A Palaeocene Lagerstätte in France

A Lagerstätte is a sedimentary deposit that exhibits exquisite fossil richness, detail and/or completeness, often preserving fine details, including soft parts, which wouldn’t normally be found as fossils. There are two main types of fossil Lagerstätten: concentration Lagerstätten, which simply consists of large concentrations of fossils found together in deposits such as bone beds; and conservation Lagerstätten, where the defining feature is the preservation of quality rather than the quantity of fossils. A few examples of famous Lagerstätten include the Eocene Green River Formation, which is primarily known from Wyoming, but can also be found in Colorado and Utah. Famous European Lagerstätten include the Solnhofen Formation of Bavaria, Germany.
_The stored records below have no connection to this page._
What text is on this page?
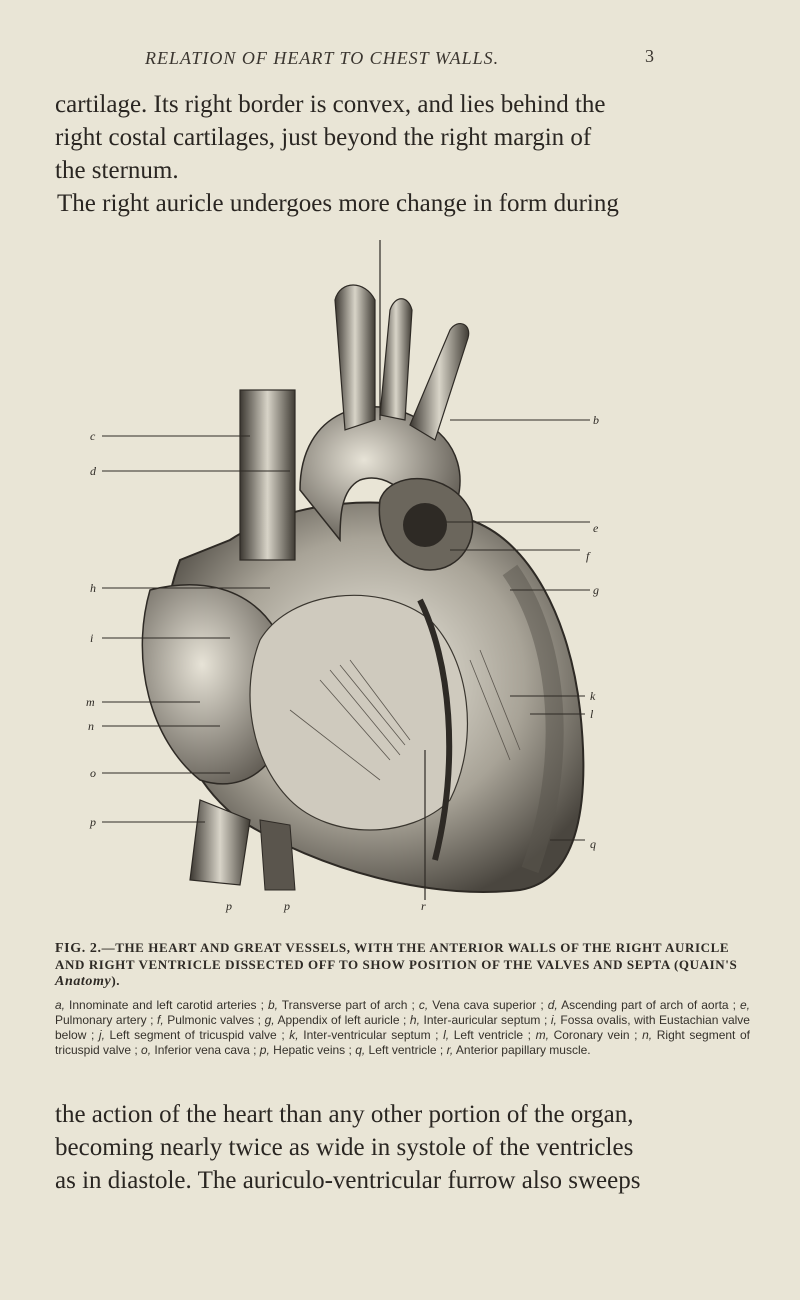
RELATION OF HEART TO CHEST WALLS.	3

cartilage. Its right border is convex, and lies behind the

right costal cartilages, just beyond the right margin of

the sternum.

The right auricle undergoes more change in form during

c
d
h
i
m
n
o
p
b
e
f
g
k
l
q
p	p	r
FIG. 2.—THE HEART AND GREAT VESSELS, WITH THE ANTERIOR WALLS OF THE RIGHT AURICLE AND RIGHT VENTRICLE DISSECTED OFF TO SHOW POSITION OF THE VALVES AND SEPTA (QUAIN'S Anatomy).
a, Innominate and left carotid arteries ; b, Transverse part of arch ; c, Vena cava superior ; d, Ascending part of arch of aorta ; e, Pulmonary artery ; f, Pulmonic valves ; g, Appendix of left auricle ; h, Inter-auricular septum ; i, Fossa ovalis, with Eustachian valve below ; j, Left segment of tricuspid valve ; k, Inter-ventricular septum ; l, Left ventricle ; m, Coronary vein ; n, Right segment of tricuspid valve ; o, Inferior vena cava ; p, Hepatic veins ; q, Left ventricle ; r, Anterior papillary muscle.

the action of the heart than any other portion of the organ,

becoming nearly twice as wide in systole of the ventricles

as in diastole. The auriculo-ventricular furrow also sweeps
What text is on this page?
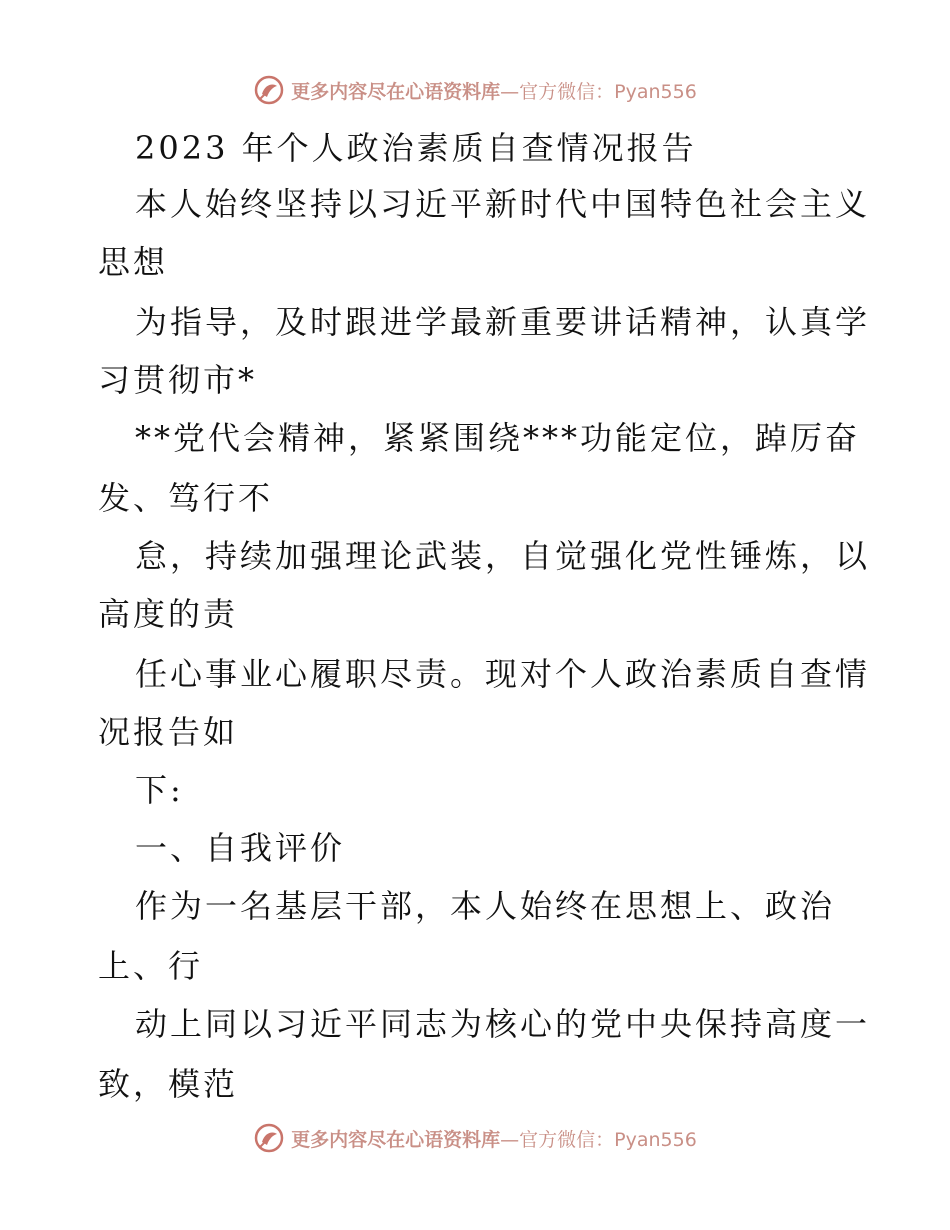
更多内容尽在心语资料库—官方微信：Pyan556
2023 年个人政治素质自查情况报告
本人始终坚持以习近平新时代中国特色社会主义
思想
为指导，及时跟进学最新重要讲话精神，认真学
习贯彻市*
**党代会精神，紧紧围绕***功能定位，踔厉奋
发、笃行不
怠，持续加强理论武装，自觉强化党性锤炼，以
高度的责
任心事业心履职尽责。现对个人政治素质自查情
况报告如
下:
一、自我评价
作为一名基层干部，本人始终在思想上、政治
上、行
动上同以习近平同志为核心的党中央保持高度一
致，模范
更多内容尽在心语资料库—官方微信：Pyan556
This has produced some spectacularly preserved fossils, including Archaeopteryx, which is considered to be a transitional fossil between dinosaur and bird evolution. Another famous Lagerstätte, situated in central Germany, is the Messel Pit (Grube Messel). This quarry contains Eocene-aged strata and has produced specimens such as Darwinius masillae, identified as a basal primate and described in 2009.

1A group searches for fossils in one of the privately owned quarries. Photo by Dean Lomax.

Geological setting and location

Menat is a small village located within the department of Puy-de-Dôme, Auvergne in central France, near the town of Gannat, a town famous for Oligocene and Miocene-aged fossil deposits. The geology of Menat consists of sedimentary rock that includes soft shale layers (including bituminous, pyritious and oil shales) and hard layers consisting of diatomite. The preservation of the fossils in any of the layers is quite fantastic and fossils can be found quite literally everywhere throughout the village, where there are exposed outcrops. However, there are two private dig sites where the main fossil-bearing strata are specifically and scientifically excavated for fossils. The area represents a fossil lake, which was created through volcanic activity and was, therefore, also a ‘maar’ lake. Such a lake is generally formed by an explosion caused by groundwater coming into contact with lava or magma, leaving behind a volcanic crater, which is eventually filled with water creating a lake. Since 1825, the area around Menat has been worked for the extraction of mineral pigments and it is within these layers that the numerous fossils are found.